The Cultural Heritage Management plans to protect the prehistoric rock carvings and inscriptions at the construction site of Diamer-Basha Dam through Pakistan’s Water and Power Development Authority.
According to the Burzine Waghmar, a research fellow at the Centre for Iranian Studies at the School of Oriental and African Studies in London, Pakistan is going to lose one of the most precious rock art carvings due to construction of the Diamer-Basha Dam. The proposed site of the dam hosts some 30,000 ancient art carvings and inscriptions which may vanish forever due to the construction of this reservoir.
Cliffs and rocks in the mountainous area of Gilgit Baltistan in northern Pakistan feature thousands of ancient carvings engraved into rocks. The Chilas valley, 244 miles north of Islamabad, has one of the largest known collections of rock carvings. Many of these are on the banks of the Indus River.
Burzine Waghmar in an email to Zenger News, the engraved cravings on the rocky slopes and boulders of the Indus gorge, stretching for approximately 100 kilometers (62 miles) along both banks of the river, is the largest collection of images and inscriptions on rocks from the eighth millennium B.C. to the Golden Age of Buddhism (fifth to eighth centuries A.D.). He further said that almost 37,116 petroglyphs, including 3,618 inscriptions on 5,928 boulders (95 archaeological sites), will be forever submerged once the Diamer dam is finished.
“Some will be submerged for eternity while others are expected to be partly visible seasonally when the shoreline dips,” he said. “Still others etched on higher elevations will be observable from the newer shoreline.”
Pakistan To Protect Rock Carvings At Khaplo Chilas Valley
The Cultural Heritage Management Plan to preserve the prehistoric rock carvings and inscriptions will be implemented as per Pakistan’s Water and Power Development Authority.
According to the protect cravings at dam site plan, “About 5,000 most important rock carvings and inscriptions ranging from seventh millennium B.C. to the 16th century A.D. would be 3-D scanned, documented, replicated and relocated.”
Waghmar, for his part, is skeptical of the Water and Power Development Authority’s plan, he said, “How committed Wapda remains in fulfilling this following Hauptmann’s demise and whether Wapda even has sufficient resources and know-how to apply a protective treatment to those etchings which will eventually lie below the water surface remains to be seen.”
She added, “Since a Chinese company has been contracted for the building of the dam, it is possible to seek assistance from the Chinese government to help us to build a dome-like structure above the most important carvings.”
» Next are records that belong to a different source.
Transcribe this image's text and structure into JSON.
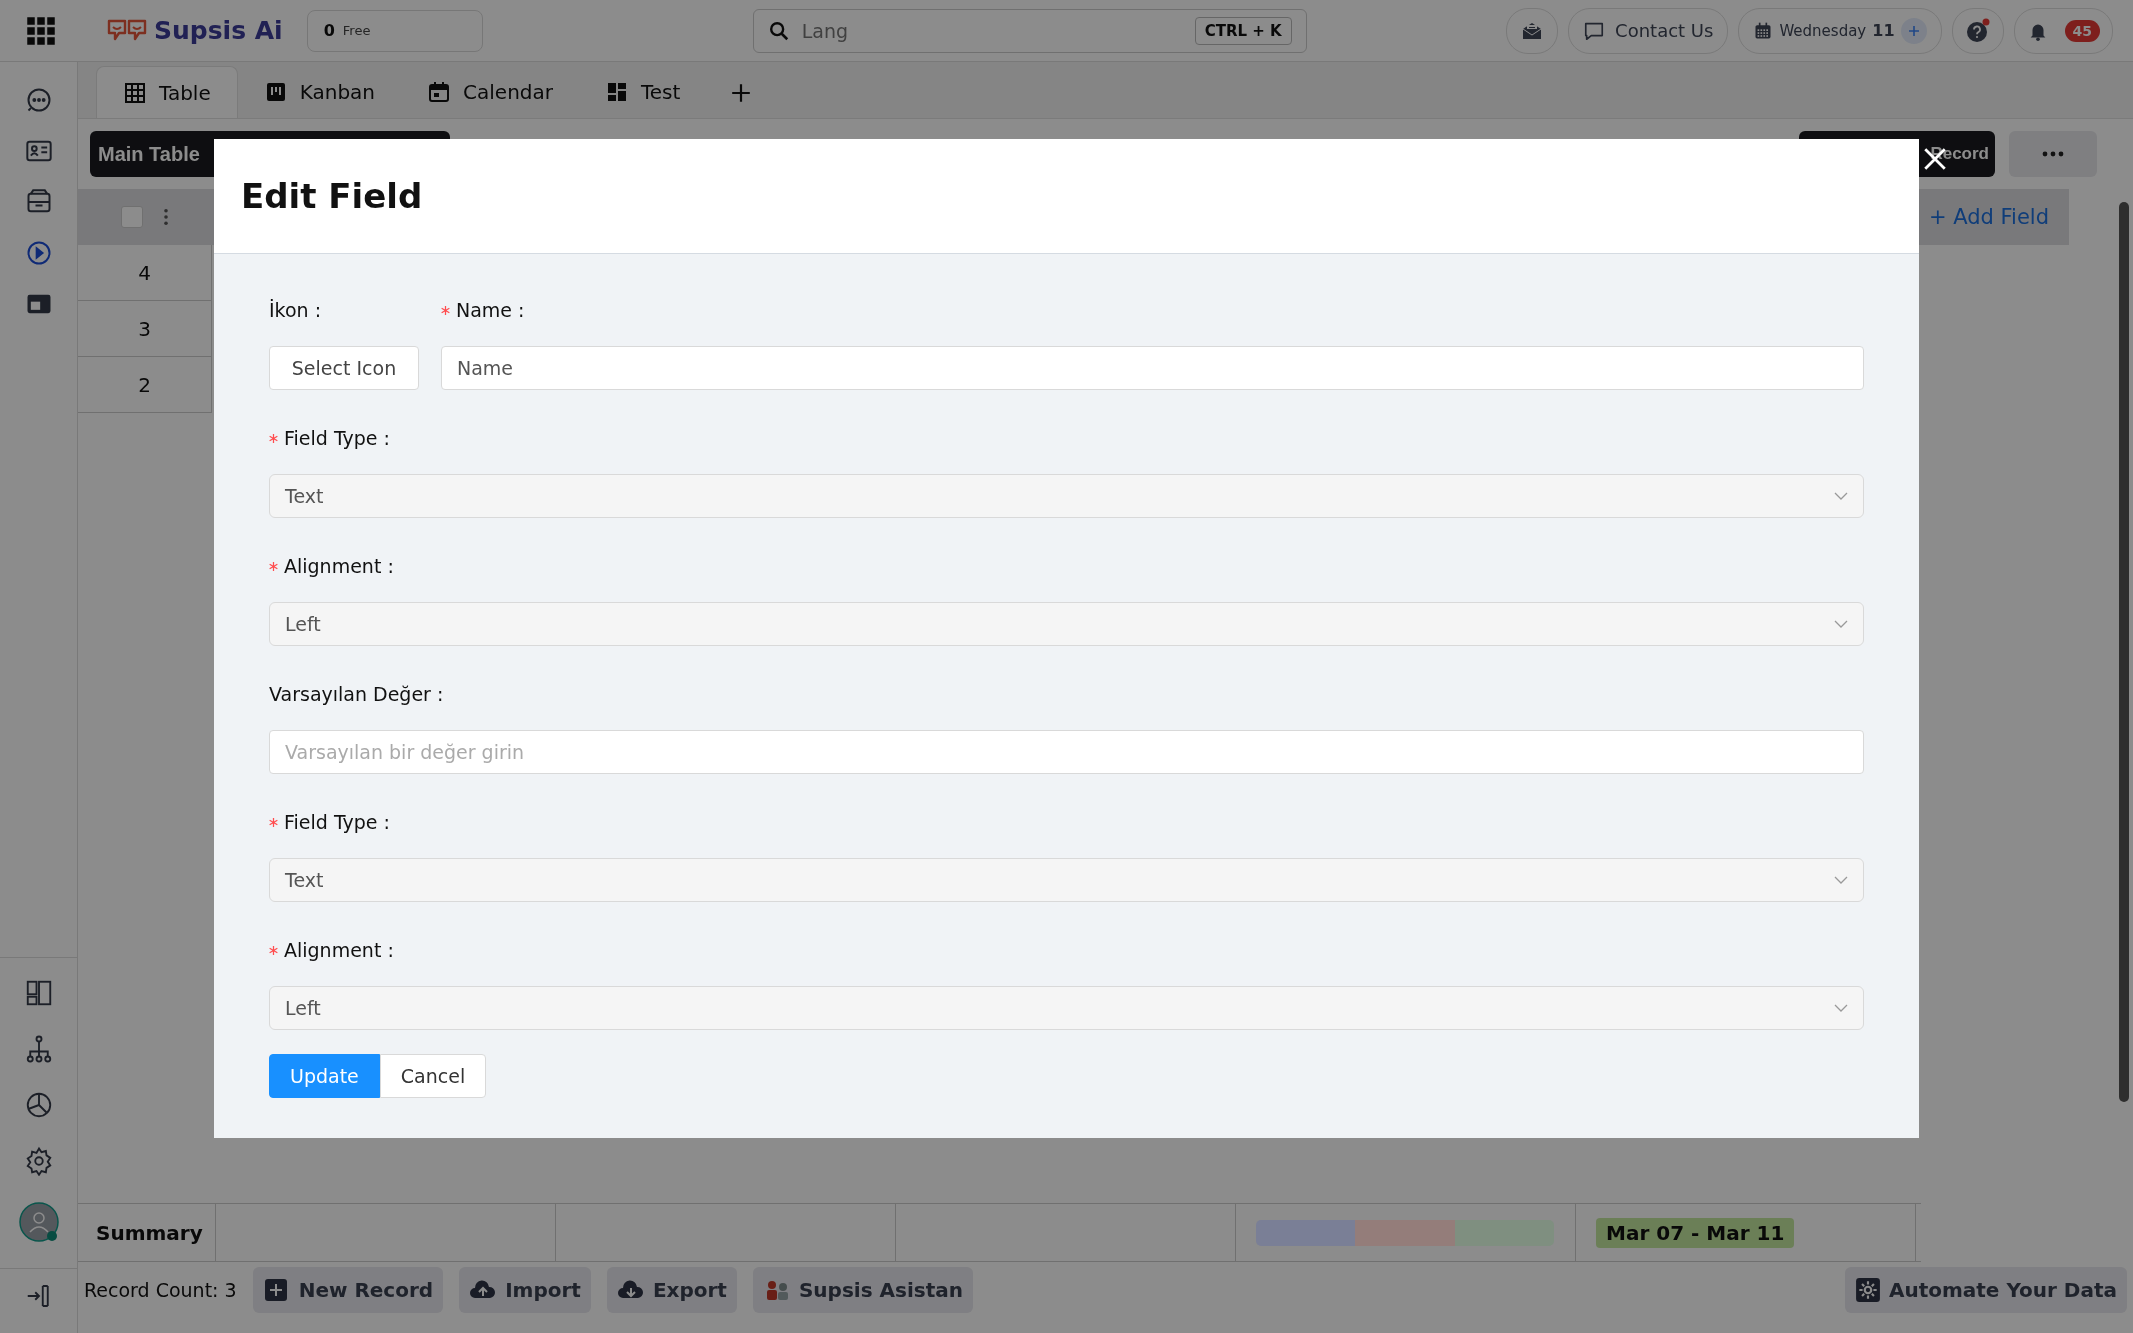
{
  "topbar": {
    "brand": "Supsis Ai",
    "credits": {
      "count": "0",
      "label": "Free"
    },
    "search": {
      "placeholder": "Lang",
      "shortcut": "CTRL + K"
    },
    "contact": "Contact Us",
    "date": {
      "day": "Wednesday",
      "number": "11"
    },
    "notifications": "45"
  },
  "sidebar": {
    "top_items": [
      {
        "selected": false
      },
      {
        "selected": false
      },
      {
        "selected": false
      },
      {
        "selected": true
      },
      {
        "selected": false
      }
    ]
  },
  "tabs": [
    {
      "label": "Table",
      "selected": true
    },
    {
      "label": "Kanban",
      "selected": false
    },
    {
      "label": "Calendar",
      "selected": false
    },
    {
      "label": "Test",
      "selected": false
    }
  ],
  "toolbar": {
    "table_name": "Main Table",
    "record_button": "Record"
  },
  "table": {
    "select_all": {
      "checked": false
    },
    "add_field": "+ Add Field",
    "rows": [
      "4",
      "3",
      "2"
    ]
  },
  "summary": {
    "label": "Summary",
    "progress_segments": [
      {
        "color": "#7a7f96"
      },
      {
        "color": "#947d7a"
      },
      {
        "color": "#7f8f80"
      }
    ],
    "date_range": "Mar 07 - Mar 11"
  },
  "bottom_bar": {
    "record_count": "Record Count: 3",
    "actions": [
      "New Record",
      "Import",
      "Export",
      "Supsis Asistan"
    ],
    "automate": "Automate Your Data"
  },
  "modal": {
    "title": "Edit Field",
    "icon_field": {
      "label": "İkon :",
      "button": "Select Icon"
    },
    "name_field": {
      "label": "Name :",
      "required": true,
      "placeholder": "Name"
    },
    "fields": [
      {
        "kind": "select",
        "label": "Field Type :",
        "required": true,
        "value": "Text"
      },
      {
        "kind": "select",
        "label": "Alignment :",
        "required": true,
        "value": "Left"
      },
      {
        "kind": "input",
        "label": "Varsayılan Değer :",
        "required": false,
        "placeholder": "Varsayılan bir değer girin"
      },
      {
        "kind": "select",
        "label": "Field Type :",
        "required": true,
        "value": "Text"
      },
      {
        "kind": "select",
        "label": "Alignment :",
        "required": true,
        "value": "Left"
      }
    ],
    "buttons": [
      {
        "label": "Update",
        "kind": "primary"
      },
      {
        "label": "Cancel",
        "kind": "default"
      }
    ]
  }
}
Then Mahmood ul Hassan, assistant director of National Heritage and Culture, told Zenger News, “China would fund construction of an open-air museum in Chilas. “Rock carvings to be affected by the construction of the dam will be moved to the museum,” he further added, “As far as small rock carvings are concerned these can be moved using machinery. But when it comes to boulders, these will be cut in such a way that only carvings will remain, and then moved to the museum.”
“In such cases, 3-D pictures will be taken and later put on fiberglass,” he said. “There will be displaced in the museum.”